Hancock County High School (HCHS) is a public school located in Lewisport, Kentucky, for grades 9 through 12, recognized by the Kentucky Department of Education for having best practices.

== History ==
The first Hancock County High School was established in Hawesville, Kentucky, in 1914. Housed in an antebellum mansion purchased by the Board of Education, it was described as "a handsome and commodious dwelling, planned for hospitality."

Later, the school was split into Lewisport and Hawesville High Schools, but in 1957 the school board purchased 46 acres of land in Lewisport, and in 1961 the schools were consolidated to the new location known as the Patch by the Pike. The school was again named "Hancock County High School".

In 1973, a new $18 million, 89,000 square foot, single-story brick school building was constructed. Classrooms were designed in a "semi-open space area", shaped like honey comb, with a large central media-library. The site also featured a new football field and a new gymnasium that could be partitioned for handball courts and wrestling areas. It was designed for 500 students, and the 1961 high school building was converted for Hancock Middle School use.

In 2014, the county prioritized major renovations at HCHS, including the construction of 15 new classrooms, at a cost of $7.3 million. In 2016, a group of HCHS students led a drive to raise taxes to pay for replacing the Hancock Middle School facility.

For the school year 2020-2021 HCHS enrolled 501 students.

In 2021 vice principal Ginger Estes replaced Ashley Gorman as principal.

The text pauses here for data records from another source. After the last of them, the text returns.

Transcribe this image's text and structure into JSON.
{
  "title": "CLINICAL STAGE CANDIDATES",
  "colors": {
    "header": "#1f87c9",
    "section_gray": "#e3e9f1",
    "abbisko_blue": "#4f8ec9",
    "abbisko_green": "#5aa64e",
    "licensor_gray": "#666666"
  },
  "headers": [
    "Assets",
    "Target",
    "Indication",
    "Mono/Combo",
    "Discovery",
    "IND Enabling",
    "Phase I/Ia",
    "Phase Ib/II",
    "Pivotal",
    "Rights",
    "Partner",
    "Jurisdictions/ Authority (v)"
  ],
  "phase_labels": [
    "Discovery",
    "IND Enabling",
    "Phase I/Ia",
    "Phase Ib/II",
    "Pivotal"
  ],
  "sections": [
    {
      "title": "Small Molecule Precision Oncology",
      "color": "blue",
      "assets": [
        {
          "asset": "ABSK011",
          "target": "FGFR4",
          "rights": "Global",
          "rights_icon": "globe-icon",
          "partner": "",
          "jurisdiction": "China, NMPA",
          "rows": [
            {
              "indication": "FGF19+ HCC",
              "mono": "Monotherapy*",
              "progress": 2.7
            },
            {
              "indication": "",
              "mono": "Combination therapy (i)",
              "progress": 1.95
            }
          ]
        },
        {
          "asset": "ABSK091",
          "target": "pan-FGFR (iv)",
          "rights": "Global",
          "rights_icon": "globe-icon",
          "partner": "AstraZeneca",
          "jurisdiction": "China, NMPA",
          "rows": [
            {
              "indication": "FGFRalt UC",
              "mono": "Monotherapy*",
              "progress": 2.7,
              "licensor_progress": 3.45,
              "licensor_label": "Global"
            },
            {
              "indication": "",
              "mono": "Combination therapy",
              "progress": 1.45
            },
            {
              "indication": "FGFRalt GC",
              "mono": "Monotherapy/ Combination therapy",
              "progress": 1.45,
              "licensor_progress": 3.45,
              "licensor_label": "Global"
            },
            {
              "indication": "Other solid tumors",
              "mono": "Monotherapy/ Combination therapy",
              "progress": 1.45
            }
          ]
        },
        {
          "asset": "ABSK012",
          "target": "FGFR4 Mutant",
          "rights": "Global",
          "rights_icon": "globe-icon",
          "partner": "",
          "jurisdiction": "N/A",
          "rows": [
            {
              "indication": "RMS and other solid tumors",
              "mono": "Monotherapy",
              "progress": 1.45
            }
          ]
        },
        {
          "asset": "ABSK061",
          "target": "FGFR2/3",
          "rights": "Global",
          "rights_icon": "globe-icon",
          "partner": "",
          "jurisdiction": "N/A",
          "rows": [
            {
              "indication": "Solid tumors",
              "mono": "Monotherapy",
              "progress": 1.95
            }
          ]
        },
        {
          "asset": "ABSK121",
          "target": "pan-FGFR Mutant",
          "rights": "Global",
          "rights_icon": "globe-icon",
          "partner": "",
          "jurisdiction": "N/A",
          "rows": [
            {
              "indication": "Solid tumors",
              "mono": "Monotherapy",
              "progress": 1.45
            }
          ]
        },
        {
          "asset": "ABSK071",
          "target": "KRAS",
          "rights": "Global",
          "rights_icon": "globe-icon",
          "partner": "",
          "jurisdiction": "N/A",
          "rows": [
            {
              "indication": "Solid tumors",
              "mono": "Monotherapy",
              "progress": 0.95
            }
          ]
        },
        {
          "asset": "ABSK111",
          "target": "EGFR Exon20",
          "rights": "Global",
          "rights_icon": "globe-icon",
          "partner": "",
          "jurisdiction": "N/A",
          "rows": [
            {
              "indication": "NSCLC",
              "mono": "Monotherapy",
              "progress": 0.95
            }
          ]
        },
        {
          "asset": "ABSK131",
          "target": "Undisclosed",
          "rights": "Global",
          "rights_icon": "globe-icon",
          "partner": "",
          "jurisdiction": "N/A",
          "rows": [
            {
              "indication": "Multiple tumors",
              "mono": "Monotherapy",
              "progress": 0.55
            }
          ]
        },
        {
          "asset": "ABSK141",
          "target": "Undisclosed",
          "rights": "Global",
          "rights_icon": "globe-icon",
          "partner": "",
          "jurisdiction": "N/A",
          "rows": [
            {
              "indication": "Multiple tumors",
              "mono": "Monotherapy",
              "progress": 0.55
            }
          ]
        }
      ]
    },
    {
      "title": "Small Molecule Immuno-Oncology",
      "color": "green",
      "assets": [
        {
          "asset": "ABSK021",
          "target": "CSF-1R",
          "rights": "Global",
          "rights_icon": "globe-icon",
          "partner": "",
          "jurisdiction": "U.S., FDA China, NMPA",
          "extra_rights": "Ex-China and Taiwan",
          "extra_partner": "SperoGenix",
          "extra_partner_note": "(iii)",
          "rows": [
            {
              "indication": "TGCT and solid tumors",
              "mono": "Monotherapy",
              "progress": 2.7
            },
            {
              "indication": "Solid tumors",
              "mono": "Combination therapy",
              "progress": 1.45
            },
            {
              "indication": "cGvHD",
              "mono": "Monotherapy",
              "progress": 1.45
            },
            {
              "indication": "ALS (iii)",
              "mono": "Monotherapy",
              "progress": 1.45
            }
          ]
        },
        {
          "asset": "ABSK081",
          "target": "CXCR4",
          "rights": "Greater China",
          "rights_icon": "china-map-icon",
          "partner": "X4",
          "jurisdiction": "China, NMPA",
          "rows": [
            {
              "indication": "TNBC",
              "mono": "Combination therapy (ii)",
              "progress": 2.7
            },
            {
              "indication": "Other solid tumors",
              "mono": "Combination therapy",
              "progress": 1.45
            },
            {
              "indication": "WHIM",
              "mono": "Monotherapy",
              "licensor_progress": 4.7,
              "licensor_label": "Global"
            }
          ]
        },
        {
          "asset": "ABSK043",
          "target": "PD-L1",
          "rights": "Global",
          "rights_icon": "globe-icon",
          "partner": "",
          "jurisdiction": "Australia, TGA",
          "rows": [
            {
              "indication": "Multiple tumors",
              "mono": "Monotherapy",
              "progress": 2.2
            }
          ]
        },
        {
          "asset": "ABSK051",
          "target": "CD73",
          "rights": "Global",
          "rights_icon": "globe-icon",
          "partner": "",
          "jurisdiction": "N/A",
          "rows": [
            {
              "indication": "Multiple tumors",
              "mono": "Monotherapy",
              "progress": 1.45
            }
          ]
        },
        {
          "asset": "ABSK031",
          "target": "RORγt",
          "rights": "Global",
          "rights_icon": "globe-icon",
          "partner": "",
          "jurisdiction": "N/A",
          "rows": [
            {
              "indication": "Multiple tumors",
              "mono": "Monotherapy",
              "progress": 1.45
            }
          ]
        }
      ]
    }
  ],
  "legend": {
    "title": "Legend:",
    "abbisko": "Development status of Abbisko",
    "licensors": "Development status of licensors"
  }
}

The HCHS "Hornets" mascot displays school colors of red and gray.

== Curriculum ==
In 2021 HCHS was recognized by the Kentucky Department of Education for its implementation of lesson plan playlists, considered best curriculum practices involving a sequence of resources or activities for students to complete.

The school also placed first in their region in the 2021 Kentucky Summative Assessment, the state of Kentucky's collective ranking of students' academic performance. HCHS students' combined scores ranked first out of the twelve schools in the district in categories of high school math and high school science.

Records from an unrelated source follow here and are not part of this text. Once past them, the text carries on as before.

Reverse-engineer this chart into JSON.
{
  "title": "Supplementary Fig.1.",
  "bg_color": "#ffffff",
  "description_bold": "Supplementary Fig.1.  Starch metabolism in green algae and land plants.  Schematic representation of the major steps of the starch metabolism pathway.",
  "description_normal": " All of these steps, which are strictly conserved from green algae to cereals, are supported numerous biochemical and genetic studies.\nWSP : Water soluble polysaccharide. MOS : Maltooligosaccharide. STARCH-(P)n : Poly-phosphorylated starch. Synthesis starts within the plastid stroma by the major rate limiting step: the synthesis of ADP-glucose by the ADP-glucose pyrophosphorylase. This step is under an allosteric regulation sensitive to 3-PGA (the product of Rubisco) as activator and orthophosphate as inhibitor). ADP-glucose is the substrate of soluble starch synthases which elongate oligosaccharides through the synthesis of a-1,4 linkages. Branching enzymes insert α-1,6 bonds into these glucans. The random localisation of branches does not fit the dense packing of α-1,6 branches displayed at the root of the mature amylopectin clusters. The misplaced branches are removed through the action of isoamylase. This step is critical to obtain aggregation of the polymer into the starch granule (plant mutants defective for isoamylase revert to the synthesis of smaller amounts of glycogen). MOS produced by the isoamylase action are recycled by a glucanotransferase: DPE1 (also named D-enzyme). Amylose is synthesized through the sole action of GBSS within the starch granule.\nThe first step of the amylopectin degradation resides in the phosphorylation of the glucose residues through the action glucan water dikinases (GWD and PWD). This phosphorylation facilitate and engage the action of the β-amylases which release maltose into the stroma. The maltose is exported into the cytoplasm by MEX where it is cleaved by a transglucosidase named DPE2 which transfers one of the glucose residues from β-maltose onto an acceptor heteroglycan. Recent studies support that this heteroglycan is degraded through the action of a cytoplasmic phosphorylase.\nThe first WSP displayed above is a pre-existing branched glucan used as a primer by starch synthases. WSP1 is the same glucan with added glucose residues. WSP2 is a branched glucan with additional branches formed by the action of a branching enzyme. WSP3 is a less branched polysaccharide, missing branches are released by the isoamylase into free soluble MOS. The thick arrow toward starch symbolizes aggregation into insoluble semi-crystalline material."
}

In 2018, the school introduced the Cadet Core, a program founded by a military veteran to teach military and leadership skills. Since 2018 the school has also offered a career preparation course, "Survey of Industry Careers", to "help students understand business and industry opportunities close to home", according to Bobbie Hayse of the Messenger-Inquirer. Subjects of the curriculum include, "human resources, accounting, production, supervision, maintenance, engineering and information technology".

==Activities==
In 1999, HCHS played in the Kentucky Class A football championship game, and quarterback Travis Atwell was named Kentucky's Mr. Football.

Hancock County High School won the girls class A cross country state championship in 2001 and 2002.

The Hancock County High School Band competed in the 2019 Kentucky Music Educators Association State Marching Band Championships held at Western Kentucky University, winning the Class A state championship for the first time in the school's history, and making them the second school in the state to have won their class in their first state finals appearance.